Por Assis Moreira – Valor – 23/05/2024 

A intensificação da rivalidade geopolítica entre os Estados Unidos e a China transborda para o campo dos minerais essenciais, sem surpresa, e elevará as pressões sobre produtores como o Brasil.

Minerais críticos como terras raras, lítio, cobalto e nióbio são essenciais para muitas tecnologias modernas e para a segurança nacional e econômica. E diferentes países fazem uma corrida para garantir suprimento que assegure suas ambições econômicas e ambientais.

A China domina atualmente o processamento global de minerais essenciais muito procurados para a fabricação de baterias para veículos elétricos e armazenamento de energia renovável. De seu lado, os EUA negociam acordos com mais países para expandir seu acesso a esses minerais importantes.

Com produção nacional limitada, tanto os Estados Unidos quanto a Europa dependem muito das importações, incluindo da China, fornecedora de commodities como grafite, elementos de terras raras e outros minerais para baterias, e da Rússia, que fornece alumínio, níquel e titânio.

Washington e Bruxelas procuram assim atrair países em desenvolvimento para parcerias visando “alinhar’” medidas sobre fornecimento de matérias-primas críticas. Pelo recentemente lançado Fórum de Parceria para Segurança de Minerais, dizem ter nova e potencialmente melhor oferta que criaria mais valor agregado nesses países.

O Brasil é o maior produtor mundial de nióbio, com 92% do total, conforme estudo da UE. O produto serve para aplicações de alta tecnologia (condensadores, supercomputadores etc.).

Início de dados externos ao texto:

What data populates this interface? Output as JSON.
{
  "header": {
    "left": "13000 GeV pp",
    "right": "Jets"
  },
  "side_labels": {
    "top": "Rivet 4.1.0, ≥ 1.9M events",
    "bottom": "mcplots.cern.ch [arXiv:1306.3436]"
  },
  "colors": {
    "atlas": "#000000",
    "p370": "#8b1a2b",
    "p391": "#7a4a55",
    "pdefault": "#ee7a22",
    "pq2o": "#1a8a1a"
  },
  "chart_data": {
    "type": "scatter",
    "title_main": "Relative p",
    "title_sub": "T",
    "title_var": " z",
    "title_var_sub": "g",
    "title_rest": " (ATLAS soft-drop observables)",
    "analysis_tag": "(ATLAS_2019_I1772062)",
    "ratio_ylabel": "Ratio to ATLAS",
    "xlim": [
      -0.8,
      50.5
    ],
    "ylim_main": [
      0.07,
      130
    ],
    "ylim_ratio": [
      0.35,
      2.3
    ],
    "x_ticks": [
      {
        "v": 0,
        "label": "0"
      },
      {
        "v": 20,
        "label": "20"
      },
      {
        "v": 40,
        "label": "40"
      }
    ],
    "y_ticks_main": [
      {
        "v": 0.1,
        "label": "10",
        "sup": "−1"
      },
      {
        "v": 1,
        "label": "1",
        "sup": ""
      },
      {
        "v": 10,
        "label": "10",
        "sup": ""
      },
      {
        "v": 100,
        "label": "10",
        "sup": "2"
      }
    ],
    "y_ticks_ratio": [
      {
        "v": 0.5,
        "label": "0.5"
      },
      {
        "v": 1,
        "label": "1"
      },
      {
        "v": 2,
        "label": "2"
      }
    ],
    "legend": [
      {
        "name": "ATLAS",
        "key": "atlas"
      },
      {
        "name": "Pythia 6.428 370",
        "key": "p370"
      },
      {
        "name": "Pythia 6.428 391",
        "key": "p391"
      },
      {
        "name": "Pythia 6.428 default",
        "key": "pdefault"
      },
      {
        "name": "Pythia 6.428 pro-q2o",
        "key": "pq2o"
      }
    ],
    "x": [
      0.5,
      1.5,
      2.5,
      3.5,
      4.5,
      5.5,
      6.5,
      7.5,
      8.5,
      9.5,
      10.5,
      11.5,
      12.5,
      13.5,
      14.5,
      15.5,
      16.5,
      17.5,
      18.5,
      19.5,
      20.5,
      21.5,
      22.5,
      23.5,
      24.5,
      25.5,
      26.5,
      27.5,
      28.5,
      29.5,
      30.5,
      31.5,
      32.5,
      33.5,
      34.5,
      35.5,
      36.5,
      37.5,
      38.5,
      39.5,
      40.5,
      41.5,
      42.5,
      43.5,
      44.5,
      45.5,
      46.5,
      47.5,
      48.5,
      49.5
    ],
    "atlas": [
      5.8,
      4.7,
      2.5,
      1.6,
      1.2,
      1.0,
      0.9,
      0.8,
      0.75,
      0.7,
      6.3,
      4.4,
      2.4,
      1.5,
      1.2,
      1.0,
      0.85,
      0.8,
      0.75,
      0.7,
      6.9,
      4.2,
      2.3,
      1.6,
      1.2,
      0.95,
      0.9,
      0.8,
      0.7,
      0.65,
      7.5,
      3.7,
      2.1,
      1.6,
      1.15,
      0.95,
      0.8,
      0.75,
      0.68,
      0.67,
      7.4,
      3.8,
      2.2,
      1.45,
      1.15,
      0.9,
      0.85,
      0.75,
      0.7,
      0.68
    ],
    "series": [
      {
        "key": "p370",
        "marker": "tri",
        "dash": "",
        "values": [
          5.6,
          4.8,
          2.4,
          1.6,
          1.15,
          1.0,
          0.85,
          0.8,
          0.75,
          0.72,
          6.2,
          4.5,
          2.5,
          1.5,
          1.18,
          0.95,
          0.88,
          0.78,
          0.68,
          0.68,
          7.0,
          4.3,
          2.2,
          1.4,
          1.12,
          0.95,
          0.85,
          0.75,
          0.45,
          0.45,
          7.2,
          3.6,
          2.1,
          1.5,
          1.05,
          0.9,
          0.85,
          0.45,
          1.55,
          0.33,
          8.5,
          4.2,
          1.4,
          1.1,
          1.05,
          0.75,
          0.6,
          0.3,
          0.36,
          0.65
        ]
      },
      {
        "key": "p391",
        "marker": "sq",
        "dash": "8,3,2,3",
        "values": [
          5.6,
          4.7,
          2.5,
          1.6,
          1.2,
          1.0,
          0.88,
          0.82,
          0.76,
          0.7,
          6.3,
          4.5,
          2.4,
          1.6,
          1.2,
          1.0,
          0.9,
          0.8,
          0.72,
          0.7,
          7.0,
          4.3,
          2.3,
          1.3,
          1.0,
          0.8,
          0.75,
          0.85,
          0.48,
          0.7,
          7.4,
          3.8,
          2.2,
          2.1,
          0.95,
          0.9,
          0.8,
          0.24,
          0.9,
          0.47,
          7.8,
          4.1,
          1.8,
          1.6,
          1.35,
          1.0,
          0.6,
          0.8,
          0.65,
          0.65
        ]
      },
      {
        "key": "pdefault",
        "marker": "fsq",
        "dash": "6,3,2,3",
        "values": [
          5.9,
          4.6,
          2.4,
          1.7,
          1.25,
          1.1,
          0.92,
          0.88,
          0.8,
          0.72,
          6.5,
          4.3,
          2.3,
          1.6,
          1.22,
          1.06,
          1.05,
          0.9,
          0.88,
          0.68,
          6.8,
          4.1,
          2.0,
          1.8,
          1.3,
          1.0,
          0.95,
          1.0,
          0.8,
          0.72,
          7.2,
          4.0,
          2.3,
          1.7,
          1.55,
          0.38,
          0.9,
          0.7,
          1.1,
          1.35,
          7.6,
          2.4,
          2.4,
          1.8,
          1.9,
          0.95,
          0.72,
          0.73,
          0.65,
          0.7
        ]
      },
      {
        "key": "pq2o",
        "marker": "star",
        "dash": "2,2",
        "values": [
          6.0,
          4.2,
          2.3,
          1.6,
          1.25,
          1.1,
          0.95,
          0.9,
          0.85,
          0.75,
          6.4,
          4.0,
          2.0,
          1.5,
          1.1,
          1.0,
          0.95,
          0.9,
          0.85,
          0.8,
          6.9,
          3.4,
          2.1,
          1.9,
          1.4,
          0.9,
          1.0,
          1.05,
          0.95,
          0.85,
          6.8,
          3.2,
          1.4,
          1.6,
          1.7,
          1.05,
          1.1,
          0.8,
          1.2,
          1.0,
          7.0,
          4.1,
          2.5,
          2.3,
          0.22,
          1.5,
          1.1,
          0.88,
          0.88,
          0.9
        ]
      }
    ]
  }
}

Também produz 13% da bauxita no mundo, para produção de alumínio; 8% do grafite natural, usado para baterias e material para produção de aço; e 9% do tântalo mundial, que serve para superligas e compensadores para dispositivos eletrônicos.

Os EUA têm insistido em obter do Brasil um compromisso de o país não restringir exportações dos minerais críticos. Os americanos negociaram também com a UE, anunciaram acordo com a Índia que ninguém viu o conteúdo e têm um acordo com a Austrália que não inclui não restringir a venda.

Nesse contexto, uma recente declaração da embaixadora dos Estados Unidos no Brasil, Elizabeth Bagley, de que os EUA pretendem comprar minerais críticos do país, deflagrou sinal de alerta em círculos do governo em Brasília. A fala foi vista como nada trivial do tipo “queremos minerais críticos”, ou seja, ter simplesmente o acesso. Já o objetivo destacado em Brasília vai na outra direção, de estimular o processamento e agregação de valor dessas commodities no país.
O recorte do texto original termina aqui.